Generate a Filled geom_step

Question

I can get a "filled" geom_line with either geom_ribbon or geom_area. Is there an equivalent for geom_step that doesn't require messing with polygons/barplots or creating the actual step points? Here is some sample data:

library(ggplot2)
set.seed(1)
df <- data.frame(
  x=rep(sort(sample(1:20, 5)), 3), 
  y=ave(runif(15), rep(1:3, each=5), FUN=cumsum),
  grp=letters[rep(1:3, each=5)]
)
ggplot(df, aes(x=x, y=y, color=grp)) + geom_step(position="stack")

Which produces:

Basically, I want exactly the same thing, but with filled areas. I know how to do this by actually creating the x/y values required for the steps and using geom_area, but I'm hoping there is something simpler.

Answer 1

I know the question is a few years old, but I had the same problem today. For reference here's my solution. It's not more concise than the original answer, but may be easier to understand for some.

library(ggplot2)
library(dplyr)

df <- data.frame(x = seq(10), y = sample(10))

df_areaStep <- bind_rows(old = df, 
                         new = df %>% mutate(y = lag(y)),
                         .id = "source") %>%
               arrange(x, source)

ggplot(df, aes(x,y)) + 
  geom_ribbon(aes(x = x, ymin = 0, ymax = y), data = df_areaStep)

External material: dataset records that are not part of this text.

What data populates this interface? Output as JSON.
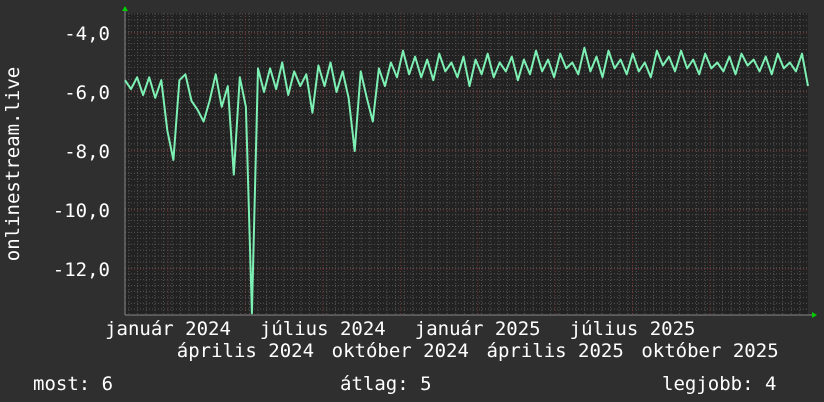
{
  "chart_data": {
    "type": "line",
    "ylabel": "onlinestream.live",
    "ylim": [
      -13.56,
      -3.32
    ],
    "yticks": [
      -4,
      -6,
      -8,
      -10,
      -12
    ],
    "ytick_labels": [
      "-4,0",
      "-6,0",
      "-8,0",
      "-10,0",
      "-12,0"
    ],
    "xtick_labels": [
      "január 2024",
      "április 2024",
      "július 2024",
      "október 2024",
      "január 2025",
      "április 2025",
      "július 2025",
      "október 2025"
    ],
    "grid": true,
    "colors": {
      "line": "#7df0b4",
      "plot_bg": "#222222",
      "bg": "#2f2f2f",
      "grid_minor": "#555555",
      "grid_major": "#7a3a3a",
      "arrow": "#00cc00"
    },
    "values": [
      -5.6,
      -5.9,
      -5.5,
      -6.1,
      -5.5,
      -6.2,
      -5.6,
      -7.3,
      -8.3,
      -5.6,
      -5.4,
      -6.3,
      -6.6,
      -7.0,
      -6.3,
      -5.4,
      -6.5,
      -5.8,
      -8.8,
      -5.5,
      -6.5,
      -13.5,
      -5.2,
      -6.0,
      -5.2,
      -5.9,
      -5.0,
      -6.1,
      -5.3,
      -5.8,
      -5.4,
      -6.7,
      -5.1,
      -5.8,
      -5.0,
      -6.0,
      -5.3,
      -6.2,
      -8.0,
      -5.3,
      -6.2,
      -7.0,
      -5.2,
      -5.8,
      -5.0,
      -5.5,
      -4.6,
      -5.4,
      -4.8,
      -5.5,
      -4.9,
      -5.6,
      -4.7,
      -5.3,
      -5.0,
      -5.5,
      -4.8,
      -5.8,
      -4.9,
      -5.4,
      -4.7,
      -5.5,
      -5.0,
      -5.3,
      -4.8,
      -5.6,
      -4.9,
      -5.4,
      -4.6,
      -5.3,
      -4.9,
      -5.5,
      -4.7,
      -5.2,
      -5.0,
      -5.4,
      -4.5,
      -5.3,
      -4.8,
      -5.5,
      -4.6,
      -5.2,
      -4.9,
      -5.4,
      -4.7,
      -5.3,
      -5.0,
      -5.5,
      -4.6,
      -5.1,
      -4.8,
      -5.3,
      -4.6,
      -5.2,
      -4.9,
      -5.4,
      -4.7,
      -5.2,
      -5.0,
      -5.3,
      -4.8,
      -5.4,
      -4.7,
      -5.1,
      -4.9,
      -5.3,
      -4.8,
      -5.4,
      -4.7,
      -5.2,
      -5.0,
      -5.3,
      -4.7,
      -5.8
    ]
  },
  "legend": {
    "current": "most: 6",
    "average": "átlag: 5",
    "best": "legjobb: 4"
  }
}
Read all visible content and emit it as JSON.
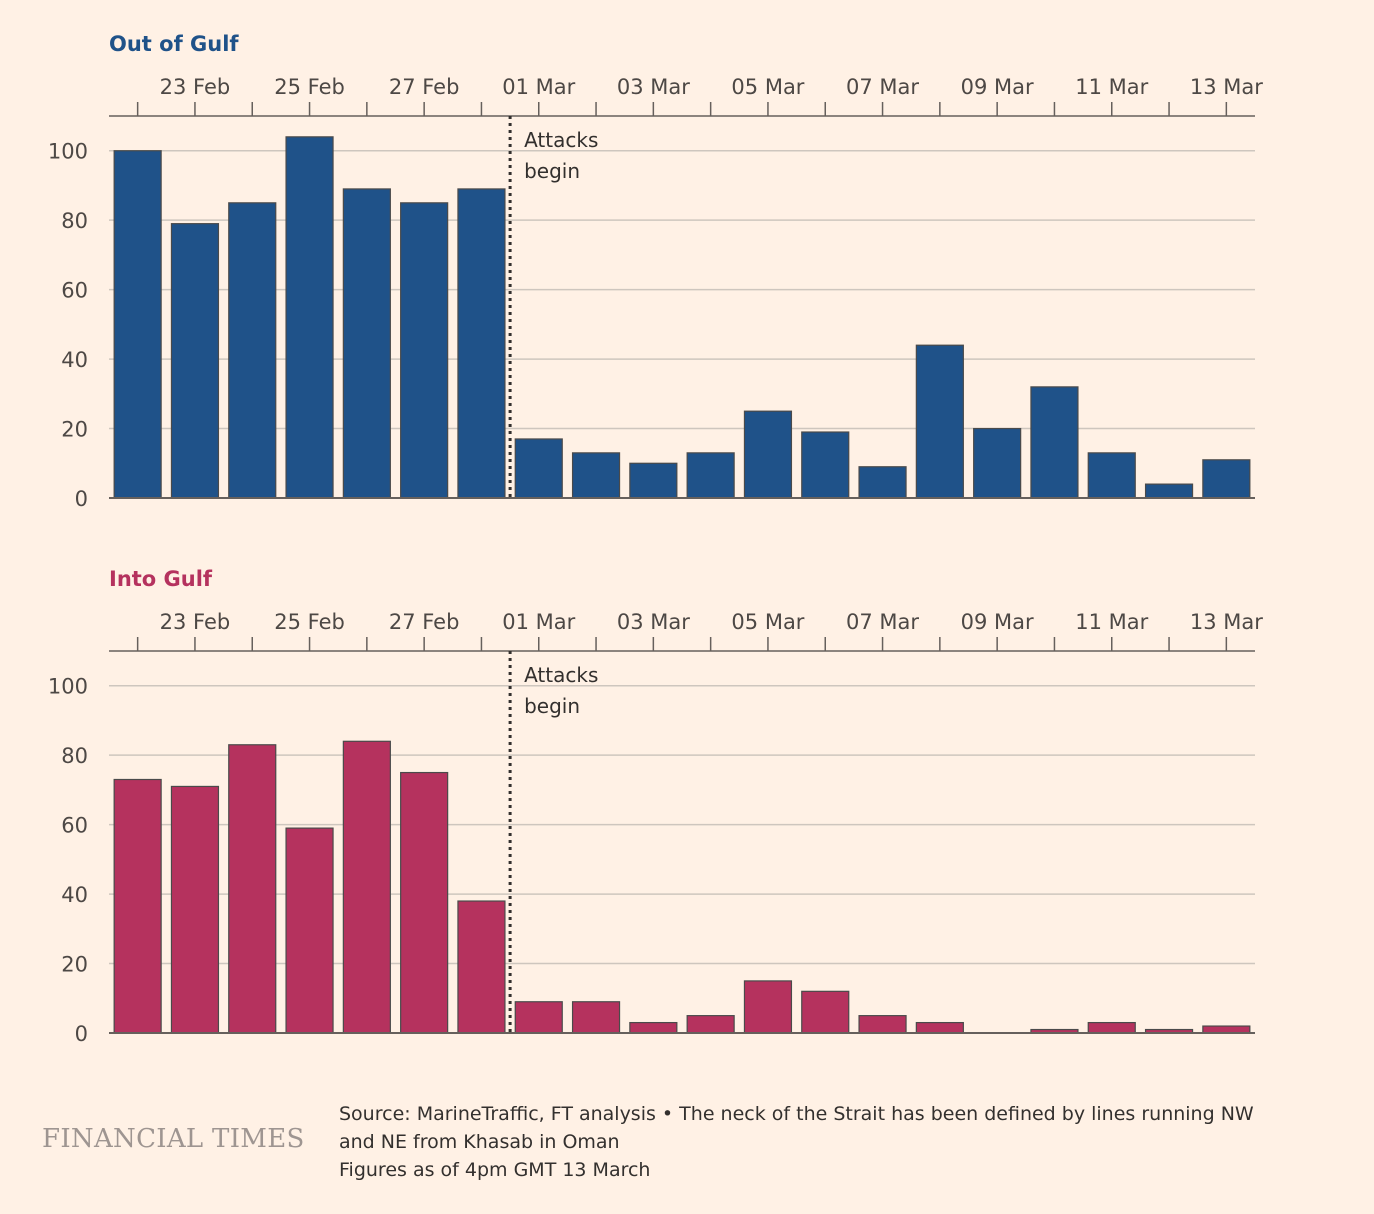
{
  "chart_data": [
    {
      "type": "bar",
      "title": "Out of Gulf",
      "color": "#1f5289",
      "title_color": "#1f5289",
      "dates": [
        "22 Feb",
        "23 Feb",
        "24 Feb",
        "25 Feb",
        "26 Feb",
        "27 Feb",
        "28 Feb",
        "01 Mar",
        "02 Mar",
        "03 Mar",
        "04 Mar",
        "05 Mar",
        "06 Mar",
        "07 Mar",
        "08 Mar",
        "09 Mar",
        "10 Mar",
        "11 Mar",
        "12 Mar",
        "13 Mar"
      ],
      "values": [
        100,
        79,
        85,
        104,
        89,
        85,
        89,
        17,
        13,
        10,
        13,
        25,
        19,
        9,
        44,
        20,
        32,
        13,
        4,
        11
      ],
      "x_tick_labels": [
        "23 Feb",
        "25 Feb",
        "27 Feb",
        "01 Mar",
        "03 Mar",
        "05 Mar",
        "07 Mar",
        "09 Mar",
        "11 Mar",
        "13 Mar"
      ],
      "y_ticks": [
        0,
        20,
        40,
        60,
        80,
        100
      ],
      "ylim": [
        0,
        110
      ],
      "grid": true,
      "annotation": {
        "line1": "Attacks",
        "line2": "begin",
        "between": [
          "28 Feb",
          "01 Mar"
        ]
      }
    },
    {
      "type": "bar",
      "title": "Into Gulf",
      "color": "#b5325e",
      "title_color": "#b5325e",
      "dates": [
        "22 Feb",
        "23 Feb",
        "24 Feb",
        "25 Feb",
        "26 Feb",
        "27 Feb",
        "28 Feb",
        "01 Mar",
        "02 Mar",
        "03 Mar",
        "04 Mar",
        "05 Mar",
        "06 Mar",
        "07 Mar",
        "08 Mar",
        "09 Mar",
        "10 Mar",
        "11 Mar",
        "12 Mar",
        "13 Mar"
      ],
      "values": [
        73,
        71,
        83,
        59,
        84,
        75,
        38,
        9,
        9,
        3,
        5,
        15,
        12,
        5,
        3,
        0,
        1,
        3,
        1,
        2
      ],
      "x_tick_labels": [
        "23 Feb",
        "25 Feb",
        "27 Feb",
        "01 Mar",
        "03 Mar",
        "05 Mar",
        "07 Mar",
        "09 Mar",
        "11 Mar",
        "13 Mar"
      ],
      "y_ticks": [
        0,
        20,
        40,
        60,
        80,
        100
      ],
      "ylim": [
        0,
        110
      ],
      "grid": true,
      "annotation": {
        "line1": "Attacks",
        "line2": "begin",
        "between": [
          "28 Feb",
          "01 Mar"
        ]
      }
    }
  ],
  "footer": {
    "logo": "FINANCIAL TIMES",
    "source_line1": "Source: MarineTraffic, FT analysis • The neck of the Strait has been defined by lines running NW",
    "source_line2": "and NE from Khasab in Oman",
    "source_line3": "Figures as of 4pm GMT 13 March"
  }
}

See this gist for longer version with comments.

Answer 2

Here is the answer I was thinking of, for reference, but I'm hoping for something simpler/built-in if possible:

df2 <- rbind(
  df,
  transform(df[order(df$x),],
    x=x - 1e-9,  # required to avoid crazy steps
    y=ave(y, grp, FUN=function(z) c(z[[1]], head(z, -1L)))
) )
ggplot(df2, aes(x=x, y=y, fill=grp)) + geom_area()

Answer 3

Tobias's method above is excellent, it's beautifully clear and the longer explanation in the gist is super helpful. Thank you! There's one missing detail though: It doesn't work when you're trying to stack the grouped stepped areas as above (red, green and blue ribbons). The original poster's answer has a trick of putting the new point a tiny bit to the left of the step up to solve this problem, and can be used in Tobias's approach as well.